Don’t let stinginess to be your corporate reputation where you are seeking to seed the gospel. With that said, Chrio doesn’t meet every request that comes in from our neighborhood.


7. Recognize there are aspects of poverty and everyone is poor…including you.

Poverty comes in many shapes and forms. Here are four basic aspects of poverty. Remember, we all have gaps, so we are all poor in some capacity.

a. Poverty with God (does person love God and recognize how loved they are by Him?)

b. Poverty of self. (our mental/physical resources)

c. Poverty with resources (money, possessions etc.)

d. Poverty of community (relationships…friendships, family and the like)


8. Recognize what type of Benevolent Activity you are participating in.

a. Serving people within the Chrio family. Generally, we have high commitment to caring for our brothers and sisters. We commit to make sure the most basic needs are met among our church family. Often, this means a heavy reliance on community resources for food assistance etc.

Part of the challenging side of this is that the people we are closest to we often know the best. So sometimes loving someone within the Chrio family means telling them no (setting a boundary) or providing accountability so they will mature in Christ.

b. Organized Efforts as a Church– there are times when the Chrio leadership filters a need down to the congregation and encourages the whole family to participate in meeting it in some fashion (like the multiple times we have encountered apartment fires and asked people to donate any extra goods they have).

c. Random Efforts as an individual– someone walks up to you at the gas pump etc.


9. Apply the right approach to the need.

An excellent book, When Helping Hurts: How to Alleviate Poverty Without Hurting the Poor…and Yourself, organizes needs into 3 categories.

a. Relief

b. Rehabilitation

c. Development

Relief is when someone is in immediate crisis. Think dehydration in the summer sun (btw, calling 911 is an option!) or a child that is helpless on the streets. This requires immediate attention.

Rehabilitation is the strength building exercises that moves someone from impoverished (but not in crisis) to basic sustainability.

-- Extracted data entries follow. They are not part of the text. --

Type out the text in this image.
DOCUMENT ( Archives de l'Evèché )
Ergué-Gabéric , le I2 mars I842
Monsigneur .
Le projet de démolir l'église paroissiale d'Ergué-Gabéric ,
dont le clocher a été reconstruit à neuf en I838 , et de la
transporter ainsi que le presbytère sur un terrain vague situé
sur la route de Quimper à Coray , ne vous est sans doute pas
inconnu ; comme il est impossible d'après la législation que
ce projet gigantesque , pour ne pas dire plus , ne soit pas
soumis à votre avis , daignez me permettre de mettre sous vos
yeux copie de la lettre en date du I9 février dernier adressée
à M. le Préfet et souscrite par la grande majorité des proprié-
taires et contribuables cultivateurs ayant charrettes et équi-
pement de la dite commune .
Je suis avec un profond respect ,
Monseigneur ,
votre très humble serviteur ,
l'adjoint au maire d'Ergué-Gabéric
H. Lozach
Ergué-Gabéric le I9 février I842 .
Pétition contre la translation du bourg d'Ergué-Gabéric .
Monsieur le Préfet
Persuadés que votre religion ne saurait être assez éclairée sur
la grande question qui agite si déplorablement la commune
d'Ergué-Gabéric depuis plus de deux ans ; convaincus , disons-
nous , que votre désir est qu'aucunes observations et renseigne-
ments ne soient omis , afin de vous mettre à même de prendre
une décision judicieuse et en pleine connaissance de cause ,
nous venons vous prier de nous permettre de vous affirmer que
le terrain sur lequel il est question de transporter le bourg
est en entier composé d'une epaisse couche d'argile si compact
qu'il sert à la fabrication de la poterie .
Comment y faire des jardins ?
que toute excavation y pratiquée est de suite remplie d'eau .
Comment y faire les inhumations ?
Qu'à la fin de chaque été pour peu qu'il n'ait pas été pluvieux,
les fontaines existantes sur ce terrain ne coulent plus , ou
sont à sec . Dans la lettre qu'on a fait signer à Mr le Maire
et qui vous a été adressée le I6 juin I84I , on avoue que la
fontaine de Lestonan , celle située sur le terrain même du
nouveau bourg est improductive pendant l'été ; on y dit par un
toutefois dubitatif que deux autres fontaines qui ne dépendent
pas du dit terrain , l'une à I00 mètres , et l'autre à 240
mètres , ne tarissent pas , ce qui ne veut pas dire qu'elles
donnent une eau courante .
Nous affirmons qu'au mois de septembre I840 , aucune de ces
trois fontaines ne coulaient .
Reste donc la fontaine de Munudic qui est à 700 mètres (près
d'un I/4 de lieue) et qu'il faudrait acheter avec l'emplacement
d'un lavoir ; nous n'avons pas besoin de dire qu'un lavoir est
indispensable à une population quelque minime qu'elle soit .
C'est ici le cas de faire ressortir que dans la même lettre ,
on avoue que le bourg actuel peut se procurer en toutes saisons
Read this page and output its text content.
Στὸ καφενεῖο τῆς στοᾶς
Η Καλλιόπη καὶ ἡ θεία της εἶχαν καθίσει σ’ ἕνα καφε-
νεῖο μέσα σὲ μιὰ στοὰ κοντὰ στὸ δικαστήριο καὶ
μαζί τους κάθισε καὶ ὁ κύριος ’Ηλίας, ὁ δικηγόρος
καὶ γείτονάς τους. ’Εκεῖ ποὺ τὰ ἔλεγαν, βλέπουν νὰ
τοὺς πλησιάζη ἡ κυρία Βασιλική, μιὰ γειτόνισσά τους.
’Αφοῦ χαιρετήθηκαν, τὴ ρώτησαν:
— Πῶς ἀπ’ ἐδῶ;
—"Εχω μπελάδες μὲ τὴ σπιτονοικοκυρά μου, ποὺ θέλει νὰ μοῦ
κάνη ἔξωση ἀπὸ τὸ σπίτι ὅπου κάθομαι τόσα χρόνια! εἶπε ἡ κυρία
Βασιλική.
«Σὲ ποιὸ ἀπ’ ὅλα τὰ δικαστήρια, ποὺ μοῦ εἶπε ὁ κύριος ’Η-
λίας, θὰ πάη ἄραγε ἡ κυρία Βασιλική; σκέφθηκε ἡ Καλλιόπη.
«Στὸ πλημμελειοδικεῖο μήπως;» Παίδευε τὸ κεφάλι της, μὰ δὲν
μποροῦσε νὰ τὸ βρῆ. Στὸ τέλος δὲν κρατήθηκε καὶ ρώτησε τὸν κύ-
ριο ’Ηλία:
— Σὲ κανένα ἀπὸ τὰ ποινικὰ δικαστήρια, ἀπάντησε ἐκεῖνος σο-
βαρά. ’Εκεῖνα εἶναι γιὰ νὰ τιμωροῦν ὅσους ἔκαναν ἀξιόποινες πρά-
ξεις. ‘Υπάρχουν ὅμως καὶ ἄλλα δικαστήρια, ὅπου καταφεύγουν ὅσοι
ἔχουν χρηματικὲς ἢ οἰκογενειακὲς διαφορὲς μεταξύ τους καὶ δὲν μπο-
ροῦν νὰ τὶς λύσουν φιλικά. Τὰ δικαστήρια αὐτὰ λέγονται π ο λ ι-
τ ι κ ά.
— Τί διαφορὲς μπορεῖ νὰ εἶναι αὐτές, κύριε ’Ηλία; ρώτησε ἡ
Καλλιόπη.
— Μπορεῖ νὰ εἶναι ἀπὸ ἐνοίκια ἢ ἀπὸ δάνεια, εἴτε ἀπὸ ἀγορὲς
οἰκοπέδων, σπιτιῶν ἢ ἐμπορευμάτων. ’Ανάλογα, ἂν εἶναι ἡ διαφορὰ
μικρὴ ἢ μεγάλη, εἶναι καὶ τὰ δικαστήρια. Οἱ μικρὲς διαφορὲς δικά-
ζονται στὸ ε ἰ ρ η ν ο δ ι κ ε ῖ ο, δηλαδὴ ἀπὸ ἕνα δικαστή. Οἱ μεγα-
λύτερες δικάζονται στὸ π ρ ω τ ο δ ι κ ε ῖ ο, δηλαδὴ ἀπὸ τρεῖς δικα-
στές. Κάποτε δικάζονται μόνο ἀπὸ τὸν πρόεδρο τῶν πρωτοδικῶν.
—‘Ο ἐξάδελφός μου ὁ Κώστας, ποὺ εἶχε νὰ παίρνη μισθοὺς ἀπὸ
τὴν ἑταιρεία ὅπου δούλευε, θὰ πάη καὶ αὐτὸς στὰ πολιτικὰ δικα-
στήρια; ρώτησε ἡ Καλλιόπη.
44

Development is a long term project to help someone change their world so they have more options in the future. Think of a single working mom without family or community support who right now has a minimum wage job but wants to attend college to get a better career to provide for her family long term. She may need childcare to help her reach her goal of getting to classes etc.

Here is the book I recommend if you’re leading a benevolence ministry or you want to deepen your understanding of how to serve people in your community. Helping Without Hurting in Church Benevolence.

One person who attended the meeting wrote of these principles they want to follow:

1.       Compassion. Be compassionate and show compassion to those I am helping. Try to put myself in their shoes. Apply the “golden rule.”

2.       “How can I help?” – Some situations are overwhelming, Like the feeding of the five thousand. But I can give of my “two loaves and five fishes.”

3.       What do I have to give?  From the example of Peter and John responding to a beggar in the Acts. “silver and gold have I none, but…” I always have kindness, love, God’s word, knowledge and discernment. I usually have time and some resources. I can always pray.

4.       Use discernment and ask questions in a kind non-threatening manner.  What does this person want? Are there community resources I can direct them to? Some people are  simply asking for a handout. I desire to look for those who are seeking life change and want to take responsibility for their lives.


Remember every situation is unique, and often the Holy Spirit likes to bust rules so hearts can be transformed, both the giver’s and the receiver’s. May God grant you wisdom and fruitfulness as you listen, learn and serve.